Preparing for an appointment
You might be referred to a doctor who treats digestive diseases (gastroenterologist). Here’s some information to help you prepare for your appointment.
What you can do
Until your appointment, continue eating a normal diet. Cutting gluten before you’re tested for celiac disease can change the test results.
Make a list of:
- Your symptoms, including when they started and whether they’ve changed over time
- Key personal information, including major stresses or recent life changes and whether anyone in your family has celiac disease or another autoimmune condition
- All medications, vitamins or supplements you take, including doses
- Questions to ask your doctor
For celiac disease, questions to ask your doctor include:
- What’s the most likely cause of my symptoms?
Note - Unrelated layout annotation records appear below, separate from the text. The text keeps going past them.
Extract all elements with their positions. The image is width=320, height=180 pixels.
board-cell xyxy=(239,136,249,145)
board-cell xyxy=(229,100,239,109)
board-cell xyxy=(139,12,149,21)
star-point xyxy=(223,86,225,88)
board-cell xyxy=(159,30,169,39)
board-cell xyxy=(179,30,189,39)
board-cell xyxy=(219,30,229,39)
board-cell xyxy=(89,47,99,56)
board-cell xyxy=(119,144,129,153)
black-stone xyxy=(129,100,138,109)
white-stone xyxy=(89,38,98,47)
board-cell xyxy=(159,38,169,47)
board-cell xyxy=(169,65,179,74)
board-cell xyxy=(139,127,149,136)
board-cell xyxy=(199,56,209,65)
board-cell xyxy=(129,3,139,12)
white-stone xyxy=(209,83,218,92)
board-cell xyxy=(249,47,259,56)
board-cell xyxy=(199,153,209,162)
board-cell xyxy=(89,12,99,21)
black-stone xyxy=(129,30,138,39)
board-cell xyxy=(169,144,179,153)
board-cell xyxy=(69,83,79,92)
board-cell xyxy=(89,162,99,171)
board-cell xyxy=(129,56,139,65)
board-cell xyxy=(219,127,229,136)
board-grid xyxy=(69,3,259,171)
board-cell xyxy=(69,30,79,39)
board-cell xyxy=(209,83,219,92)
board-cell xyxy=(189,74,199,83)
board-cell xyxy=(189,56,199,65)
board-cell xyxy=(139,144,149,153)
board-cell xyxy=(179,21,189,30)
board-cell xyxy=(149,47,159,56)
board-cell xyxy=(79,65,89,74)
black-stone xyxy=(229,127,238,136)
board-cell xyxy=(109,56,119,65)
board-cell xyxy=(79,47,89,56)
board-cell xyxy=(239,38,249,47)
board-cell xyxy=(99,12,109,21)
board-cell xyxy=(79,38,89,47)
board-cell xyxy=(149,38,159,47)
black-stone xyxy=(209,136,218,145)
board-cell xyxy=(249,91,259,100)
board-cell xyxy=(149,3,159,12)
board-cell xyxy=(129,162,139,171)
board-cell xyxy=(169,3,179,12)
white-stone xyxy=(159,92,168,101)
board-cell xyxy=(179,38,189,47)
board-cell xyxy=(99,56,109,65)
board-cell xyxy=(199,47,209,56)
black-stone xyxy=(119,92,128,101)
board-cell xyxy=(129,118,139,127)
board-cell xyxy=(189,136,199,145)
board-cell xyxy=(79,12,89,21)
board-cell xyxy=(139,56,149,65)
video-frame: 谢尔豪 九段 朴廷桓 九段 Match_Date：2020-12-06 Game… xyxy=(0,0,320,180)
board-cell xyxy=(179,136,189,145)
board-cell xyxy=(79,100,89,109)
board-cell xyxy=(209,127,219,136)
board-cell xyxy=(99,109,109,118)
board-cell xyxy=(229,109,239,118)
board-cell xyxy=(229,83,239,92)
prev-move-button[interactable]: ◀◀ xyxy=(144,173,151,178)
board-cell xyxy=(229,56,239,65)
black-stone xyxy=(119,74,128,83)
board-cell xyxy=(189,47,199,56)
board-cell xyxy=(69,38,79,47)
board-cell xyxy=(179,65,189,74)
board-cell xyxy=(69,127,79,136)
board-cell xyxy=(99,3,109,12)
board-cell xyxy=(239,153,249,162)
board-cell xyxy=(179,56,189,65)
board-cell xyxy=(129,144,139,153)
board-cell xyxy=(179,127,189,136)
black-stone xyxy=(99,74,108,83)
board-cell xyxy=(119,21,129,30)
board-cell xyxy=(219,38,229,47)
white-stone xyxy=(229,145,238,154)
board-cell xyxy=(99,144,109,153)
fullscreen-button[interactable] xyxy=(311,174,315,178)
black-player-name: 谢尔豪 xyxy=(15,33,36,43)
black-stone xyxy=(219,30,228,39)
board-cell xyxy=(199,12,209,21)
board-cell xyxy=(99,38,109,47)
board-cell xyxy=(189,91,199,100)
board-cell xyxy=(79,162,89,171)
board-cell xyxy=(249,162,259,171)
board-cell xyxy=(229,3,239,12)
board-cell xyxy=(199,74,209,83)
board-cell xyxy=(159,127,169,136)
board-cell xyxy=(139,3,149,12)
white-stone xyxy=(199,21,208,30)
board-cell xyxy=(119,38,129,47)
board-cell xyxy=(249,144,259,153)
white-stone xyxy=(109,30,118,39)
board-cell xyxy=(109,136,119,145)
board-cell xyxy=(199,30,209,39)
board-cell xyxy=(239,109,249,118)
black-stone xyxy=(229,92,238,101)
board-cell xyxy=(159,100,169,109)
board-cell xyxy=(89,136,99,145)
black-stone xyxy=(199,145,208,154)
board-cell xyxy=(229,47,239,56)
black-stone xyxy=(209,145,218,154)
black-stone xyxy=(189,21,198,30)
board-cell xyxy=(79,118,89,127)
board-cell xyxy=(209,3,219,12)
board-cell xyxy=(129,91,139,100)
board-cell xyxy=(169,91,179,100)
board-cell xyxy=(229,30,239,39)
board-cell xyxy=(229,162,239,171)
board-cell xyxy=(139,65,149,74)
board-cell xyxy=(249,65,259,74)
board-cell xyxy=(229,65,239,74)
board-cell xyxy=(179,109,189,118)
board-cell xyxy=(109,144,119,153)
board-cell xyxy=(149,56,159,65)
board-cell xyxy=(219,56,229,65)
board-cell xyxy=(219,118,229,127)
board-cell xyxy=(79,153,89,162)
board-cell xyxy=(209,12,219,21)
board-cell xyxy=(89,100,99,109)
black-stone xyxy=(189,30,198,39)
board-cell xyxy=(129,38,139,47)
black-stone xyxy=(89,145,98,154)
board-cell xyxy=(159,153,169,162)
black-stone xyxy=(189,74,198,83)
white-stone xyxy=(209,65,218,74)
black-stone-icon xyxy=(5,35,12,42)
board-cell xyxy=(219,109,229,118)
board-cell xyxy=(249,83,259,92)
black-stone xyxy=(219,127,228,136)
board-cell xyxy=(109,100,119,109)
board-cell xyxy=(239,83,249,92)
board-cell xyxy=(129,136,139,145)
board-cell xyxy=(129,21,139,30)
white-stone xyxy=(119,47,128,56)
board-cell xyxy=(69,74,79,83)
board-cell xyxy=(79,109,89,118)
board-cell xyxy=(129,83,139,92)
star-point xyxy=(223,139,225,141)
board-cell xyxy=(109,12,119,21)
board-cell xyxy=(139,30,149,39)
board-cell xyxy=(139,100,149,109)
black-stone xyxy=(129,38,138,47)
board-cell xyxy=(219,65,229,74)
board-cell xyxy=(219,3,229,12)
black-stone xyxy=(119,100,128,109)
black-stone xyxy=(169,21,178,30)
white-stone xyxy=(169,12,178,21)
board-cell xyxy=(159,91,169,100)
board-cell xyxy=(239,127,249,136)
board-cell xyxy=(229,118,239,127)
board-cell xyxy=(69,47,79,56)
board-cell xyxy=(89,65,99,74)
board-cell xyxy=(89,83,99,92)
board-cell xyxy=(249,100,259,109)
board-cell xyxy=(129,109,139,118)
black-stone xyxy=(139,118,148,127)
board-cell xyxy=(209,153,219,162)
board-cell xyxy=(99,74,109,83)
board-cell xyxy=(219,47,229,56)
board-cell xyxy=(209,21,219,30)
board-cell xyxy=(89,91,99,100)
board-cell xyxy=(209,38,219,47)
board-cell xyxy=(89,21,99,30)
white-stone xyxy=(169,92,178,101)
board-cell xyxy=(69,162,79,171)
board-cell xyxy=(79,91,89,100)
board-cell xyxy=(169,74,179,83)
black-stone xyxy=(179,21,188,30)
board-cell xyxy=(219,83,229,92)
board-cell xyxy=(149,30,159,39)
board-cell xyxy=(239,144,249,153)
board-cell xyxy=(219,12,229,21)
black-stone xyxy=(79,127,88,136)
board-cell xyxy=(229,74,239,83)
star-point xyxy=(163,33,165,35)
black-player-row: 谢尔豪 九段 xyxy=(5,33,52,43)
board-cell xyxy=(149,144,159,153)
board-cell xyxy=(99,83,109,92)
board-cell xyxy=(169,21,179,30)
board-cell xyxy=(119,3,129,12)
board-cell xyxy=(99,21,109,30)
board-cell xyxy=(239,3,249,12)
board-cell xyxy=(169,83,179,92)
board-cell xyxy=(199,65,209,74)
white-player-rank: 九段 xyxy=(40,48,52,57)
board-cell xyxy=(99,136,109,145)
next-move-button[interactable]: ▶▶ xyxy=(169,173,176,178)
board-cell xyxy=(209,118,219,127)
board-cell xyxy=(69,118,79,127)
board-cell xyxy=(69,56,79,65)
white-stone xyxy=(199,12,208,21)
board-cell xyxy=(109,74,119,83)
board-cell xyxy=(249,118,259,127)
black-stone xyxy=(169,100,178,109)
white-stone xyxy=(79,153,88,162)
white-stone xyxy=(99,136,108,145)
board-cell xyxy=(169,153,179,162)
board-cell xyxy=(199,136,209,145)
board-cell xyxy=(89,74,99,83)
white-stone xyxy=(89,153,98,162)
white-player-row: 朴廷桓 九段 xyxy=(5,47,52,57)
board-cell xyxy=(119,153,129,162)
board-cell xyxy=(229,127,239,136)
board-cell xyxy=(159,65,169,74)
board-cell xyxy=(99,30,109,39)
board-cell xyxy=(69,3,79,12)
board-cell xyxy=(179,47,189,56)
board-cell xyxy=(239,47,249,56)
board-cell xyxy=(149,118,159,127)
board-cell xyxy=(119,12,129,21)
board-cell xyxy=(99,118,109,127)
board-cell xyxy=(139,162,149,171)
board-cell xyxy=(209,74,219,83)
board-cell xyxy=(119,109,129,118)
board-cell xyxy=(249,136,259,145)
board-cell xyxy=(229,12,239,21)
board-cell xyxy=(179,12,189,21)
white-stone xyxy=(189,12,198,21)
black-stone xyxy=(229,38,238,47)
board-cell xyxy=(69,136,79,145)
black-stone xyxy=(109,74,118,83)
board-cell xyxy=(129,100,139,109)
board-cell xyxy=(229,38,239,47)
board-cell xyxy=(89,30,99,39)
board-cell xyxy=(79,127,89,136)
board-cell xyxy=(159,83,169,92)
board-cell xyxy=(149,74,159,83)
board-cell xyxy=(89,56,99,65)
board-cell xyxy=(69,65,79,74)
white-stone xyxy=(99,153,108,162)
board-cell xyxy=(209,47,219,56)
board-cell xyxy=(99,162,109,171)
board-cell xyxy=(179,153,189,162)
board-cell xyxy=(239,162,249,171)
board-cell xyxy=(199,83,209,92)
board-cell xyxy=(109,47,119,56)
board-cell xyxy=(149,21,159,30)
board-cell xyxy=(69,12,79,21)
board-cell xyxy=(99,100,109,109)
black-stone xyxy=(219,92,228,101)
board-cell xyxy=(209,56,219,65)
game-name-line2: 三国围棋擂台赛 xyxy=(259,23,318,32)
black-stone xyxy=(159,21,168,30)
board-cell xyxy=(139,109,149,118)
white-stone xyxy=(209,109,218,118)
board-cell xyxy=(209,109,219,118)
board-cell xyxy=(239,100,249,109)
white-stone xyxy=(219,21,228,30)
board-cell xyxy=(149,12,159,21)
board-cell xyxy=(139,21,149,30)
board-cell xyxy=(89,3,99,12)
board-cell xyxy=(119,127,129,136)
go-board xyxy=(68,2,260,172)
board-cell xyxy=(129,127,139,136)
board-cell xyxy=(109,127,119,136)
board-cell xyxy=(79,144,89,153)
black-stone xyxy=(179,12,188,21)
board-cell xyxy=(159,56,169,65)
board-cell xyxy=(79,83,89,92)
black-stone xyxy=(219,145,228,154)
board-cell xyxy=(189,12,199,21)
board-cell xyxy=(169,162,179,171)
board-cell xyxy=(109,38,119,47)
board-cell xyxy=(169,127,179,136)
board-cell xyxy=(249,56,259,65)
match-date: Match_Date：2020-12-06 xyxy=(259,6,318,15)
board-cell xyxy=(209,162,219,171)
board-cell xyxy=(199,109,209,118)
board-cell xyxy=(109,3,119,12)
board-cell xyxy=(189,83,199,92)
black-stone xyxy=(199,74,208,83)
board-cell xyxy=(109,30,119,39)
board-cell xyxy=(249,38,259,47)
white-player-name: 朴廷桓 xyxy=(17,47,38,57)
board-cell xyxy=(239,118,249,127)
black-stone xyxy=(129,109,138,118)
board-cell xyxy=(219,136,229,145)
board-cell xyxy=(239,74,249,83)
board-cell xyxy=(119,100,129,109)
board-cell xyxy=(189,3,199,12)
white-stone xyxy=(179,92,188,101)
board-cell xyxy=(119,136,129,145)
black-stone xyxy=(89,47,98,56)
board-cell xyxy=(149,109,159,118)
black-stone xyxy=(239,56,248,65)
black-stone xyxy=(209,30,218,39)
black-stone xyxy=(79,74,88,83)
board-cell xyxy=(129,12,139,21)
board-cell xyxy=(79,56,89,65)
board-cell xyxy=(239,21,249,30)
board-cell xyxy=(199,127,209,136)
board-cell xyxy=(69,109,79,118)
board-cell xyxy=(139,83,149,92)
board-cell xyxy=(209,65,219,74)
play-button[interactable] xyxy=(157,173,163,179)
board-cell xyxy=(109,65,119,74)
- Is my condition temporary or long term?
- What tests do I need?
- What treatments can help?
- Do I need to follow a gluten-free diet?
Don’t hesitate to ask other questions.
What to expect from your doctor
Your doctor is likely to ask you questions, including:
- How severe are your symptoms?
- Have they been continuous or occasional?
- What, if anything, seems to improve your symptoms?
- What, if anything, seems to worsen your symptoms?
- What medications and pain relievers do you take?
- Have you been diagnosed with anemia or osteoporosis?